MRP8/14 is a potential biomarker for diagnosis and follow-up as well as a predictive indicator for therapeutic responses to inflammation-related diseases (Frosch M et al.2000).

It is possible that MRP8 and MRP14 play an important role in leukocyte trafficking.

Since blockade of MRP8/14 activity by small molecule inhibitors or antibodies ameliorates pathological conditions in mouse models, the heterodimer may have potential as a therapeutic target.

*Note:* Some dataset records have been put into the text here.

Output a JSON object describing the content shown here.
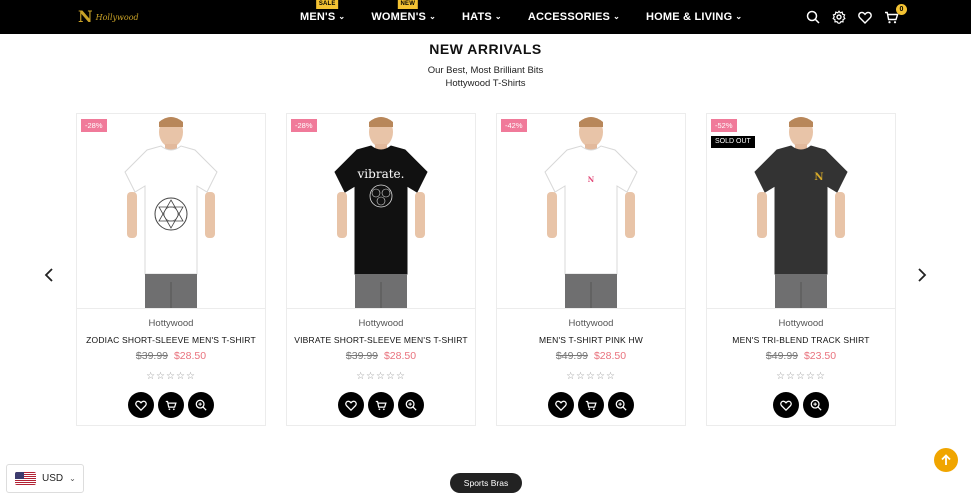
{
  "brand": {
    "logo_text": "Hollywood"
  },
  "nav": {
    "items": [
      {
        "label": "MEN'S",
        "badge": "SALE"
      },
      {
        "label": "WOMEN'S",
        "badge": "NEW"
      },
      {
        "label": "HATS",
        "badge": ""
      },
      {
        "label": "ACCESSORIES",
        "badge": ""
      },
      {
        "label": "HOME & LIVING",
        "badge": ""
      }
    ]
  },
  "header_icons": [
    "search-icon",
    "gear-icon",
    "heart-icon",
    "cart-icon"
  ],
  "cart": {
    "count": "0"
  },
  "section": {
    "title": "NEW ARRIVALS",
    "subtitle_line1": "Our Best, Most Brilliant Bits",
    "subtitle_line2": "Hottywood T-Shirts"
  },
  "products": [
    {
      "discount": "-28%",
      "sold_out": "",
      "brand": "Hottywood",
      "name": "ZODIAC SHORT-SLEEVE MEN'S T-SHIRT",
      "old_price": "$39.99",
      "price": "$28.50",
      "shirt_color": "#ffffff",
      "rating_stars": "☆☆☆☆☆"
    },
    {
      "discount": "-28%",
      "sold_out": "",
      "brand": "Hottywood",
      "name": "VIBRATE SHORT-SLEEVE MEN'S T-SHIRT",
      "old_price": "$39.99",
      "price": "$28.50",
      "shirt_color": "#111111",
      "print_text": "vibrate.",
      "rating_stars": "☆☆☆☆☆"
    },
    {
      "discount": "-42%",
      "sold_out": "",
      "brand": "Hottywood",
      "name": "MEN'S T-SHIRT PINK HW",
      "old_price": "$49.99",
      "price": "$28.50",
      "shirt_color": "#ffffff",
      "print_text": "N",
      "rating_stars": "☆☆☆☆☆"
    },
    {
      "discount": "-52%",
      "sold_out": "SOLD OUT",
      "brand": "Hottywood",
      "name": "MEN'S TRI-BLEND TRACK SHIRT",
      "old_price": "$49.99",
      "price": "$23.50",
      "shirt_color": "#333333",
      "print_text": "N",
      "rating_stars": "☆☆☆☆☆"
    }
  ],
  "currency": {
    "code": "USD"
  },
  "bottom_pill": {
    "label": "Sports Bras"
  },
  "colors": {
    "accent": "#f3c233",
    "sale_price": "#e9727d",
    "discount_badge": "#f07a9a",
    "scroll_top": "#f0a500"
  }
}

1. Frosch M et al.(2000) Myeloid-related proteins 8 and 14 are specifically secreted during interaction of phagocytes and activated endothelium and are useful markers for monitoring disease activity in pauciarticular-onset juvenile rheumatoid arthritis. Arthritis Rheum 43:628-637.
2. Kerkhoff C et al (1998) Novel insights into structure and function of MRP8 (S100A8) and MRP14 (S100A9). Biochim Biophys Acta 1448:200-211.
3. Sorg C (1992). The calcium binding proteins MRP8 and MRP14 in acute and chronic inflammation. Behring Inst Mitt 91:126-37.
4. Wang S et al (2018) S100A8/A9 in inflammation. Front Immunol 9:1298.